Velu has no knowledge of what to do. They ask him to get an adhaar card. He has never heard of it.Living an idyllic sparse life up in the mountains with his beloved wife Poongodi(Abarnathi) and his mute little daughter, Velu’s little princess, how was he to know that fate would fling such a fearsome misfortune on him?
Velu, who only wished well for everyone, is cursed by the worst disease in the universe.
Poverty. Poverty makes Velu invisible. He stands for hours in front of a lowly despicable clerk with his folded hands. He goes unseen.
“Do you have any identification? How do we know who you are?” the clerk asks wrily.
Velu is nobody. He doesn’t matter . He is no one’s concern.
Thaen is often very crude in its tone. Its selfrighteous message of how we need to provide healthcare for the poor can become unbearable beyond a point.But after a while I was not look for ‘cinema’ in Velu’s plight. I was looking for some redemptive flicker of hope in his desperate predicament.

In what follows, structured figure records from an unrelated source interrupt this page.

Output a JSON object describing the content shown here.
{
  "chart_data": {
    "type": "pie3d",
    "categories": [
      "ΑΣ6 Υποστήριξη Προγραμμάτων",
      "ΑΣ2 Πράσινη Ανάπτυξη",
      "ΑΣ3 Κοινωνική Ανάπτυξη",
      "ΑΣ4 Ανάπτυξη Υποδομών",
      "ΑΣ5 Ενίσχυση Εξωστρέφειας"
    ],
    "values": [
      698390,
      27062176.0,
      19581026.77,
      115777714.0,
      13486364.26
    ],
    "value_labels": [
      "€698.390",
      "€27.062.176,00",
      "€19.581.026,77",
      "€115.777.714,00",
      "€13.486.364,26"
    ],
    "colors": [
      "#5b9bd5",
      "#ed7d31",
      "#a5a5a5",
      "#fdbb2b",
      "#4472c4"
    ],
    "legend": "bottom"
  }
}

But nothing. No hope. By the time Velu was pleading with the ambulance drivers to take his wife’s body back up to the mountains I was weeping copiously. I weep now as I write this for all the invisible Velus of the world. When did garibi hatao change into garib hatao? When did we stop hoping for Velu?
Thaen prods us awake roughly, reminding us that we have forgotten the poor.
The last most harrowing interlude sees Velu carrying his beloved wife corpse on his shoulder all the way from the city to his home on the mountains, his little flabbergasted girl following her father’s plodding journey obediently.
Try getting this image out of your head. I dare you.